The passion is closely linked with the relevance to my area of work. It’s a two-way process, with each reinforcing my commitment to the other. I find similar themes coming up in my conversations with families or other services providers, and in my academic reading (where I’m discovering both new information and ongoing gaps).

Like so many things in life, though, there is a flip side to this, and that’s the need to consider where the boundaries need to be drawn, so that the passion is channeled effectively and appropriately. When I mention boundaries, I’m talking about boundaries on two different levels. Firstly, there’s the boundary that needs to be drawn between work and study. Although there’s value in these being complementary and mutually beneficial, they also need to have some separation. Ethically, they need to be appropriately separated so that (for example) the privacy and confidentiality of families I work with is protected. Philosophically, I need to be conscious of different contexts so that my analysis is effective, and my respective roles as Family Advocate and researcher strengthen rather than undermine each others’ validity. And, finally, logistically I need to keep them separate to some degree so that I focus on tasks and divide my time in a way that hits a suitable balance between work and study, and don’t become overwhelmed or immobilized.

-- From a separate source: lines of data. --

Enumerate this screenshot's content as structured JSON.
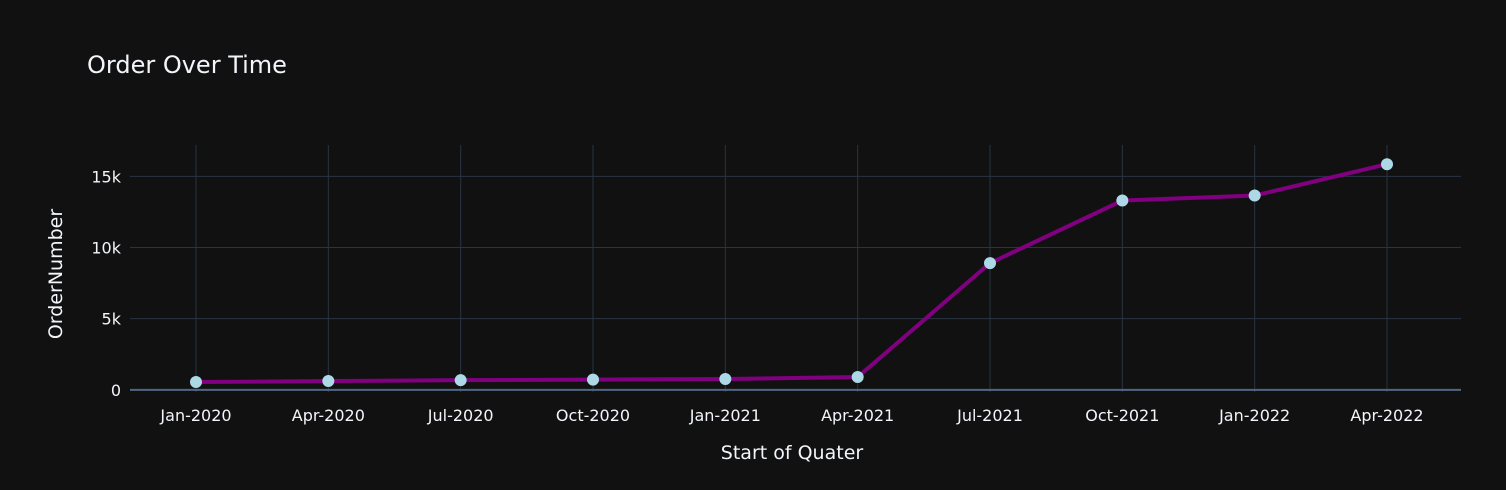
{
  "chart_data": {
    "type": "line",
    "title": "Order Over Time",
    "xlabel": "Start of Quater",
    "ylabel": "OrderNumber",
    "x": [
      "Jan-2020",
      "Apr-2020",
      "Jul-2020",
      "Oct-2020",
      "Jan-2021",
      "Apr-2021",
      "Jul-2021",
      "Oct-2021",
      "Jan-2022",
      "Apr-2022"
    ],
    "series": [
      {
        "values": [
          550,
          620,
          680,
          720,
          760,
          900,
          8900,
          13300,
          13650,
          15850
        ]
      }
    ],
    "ylim": [
      -150,
      17200
    ],
    "y_ticks": [
      0,
      5000,
      10000,
      15000
    ],
    "y_tick_labels": [
      "0",
      "5k",
      "10k",
      "15k"
    ],
    "grid": true,
    "colors": {
      "background": "#111111",
      "line": "#800080",
      "marker": "#add8e6",
      "grid": "#283442",
      "zero_line": "#506784",
      "text": "#f2f5fa"
    }
  }
}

The other dilemma about passion (and the containment thereof) is specifically relevant to my role as a researcher. As a social work researcher, my intention is that my research will lead to real change and a better service environment for families who have a child affected by a genetic degenerative neurological disorder. However, unless I approach this reflexively, I run the risk of straying into ideology and leaving the outcomes of my study open to (justified) claims of bias and analytical weakness. Somehow, I will need to find a suitable balance between passionate involvement in my topic and acknowledgement of my own perspective, and enough ‘distance’ that I am able to hear what others tell me, and to allow myself to be ‘surprised’ by unexpected (and maybe contradictory) findings. I think this is a common dilemma for social researchers. Depending on the researcher’s situation of herself/himself ontologically and epistemologically, different degrees of personal involvement will be bracket or not to bracket, that is the question… I suspect it’s also a common source of criticism by positivist researchers who would strive for objectivity and would find any degree of personal perspective to be anathema to strong research.

As you can tell by the ramble above, I am still untangling my tangled thoughts about all this, but writing them into this post has been a starting point.

* Vento, J. and Schmidt, J. 2013 Genetic Testing in Child Neurology. Seminars in Pediatric Neurology. 19:167-172.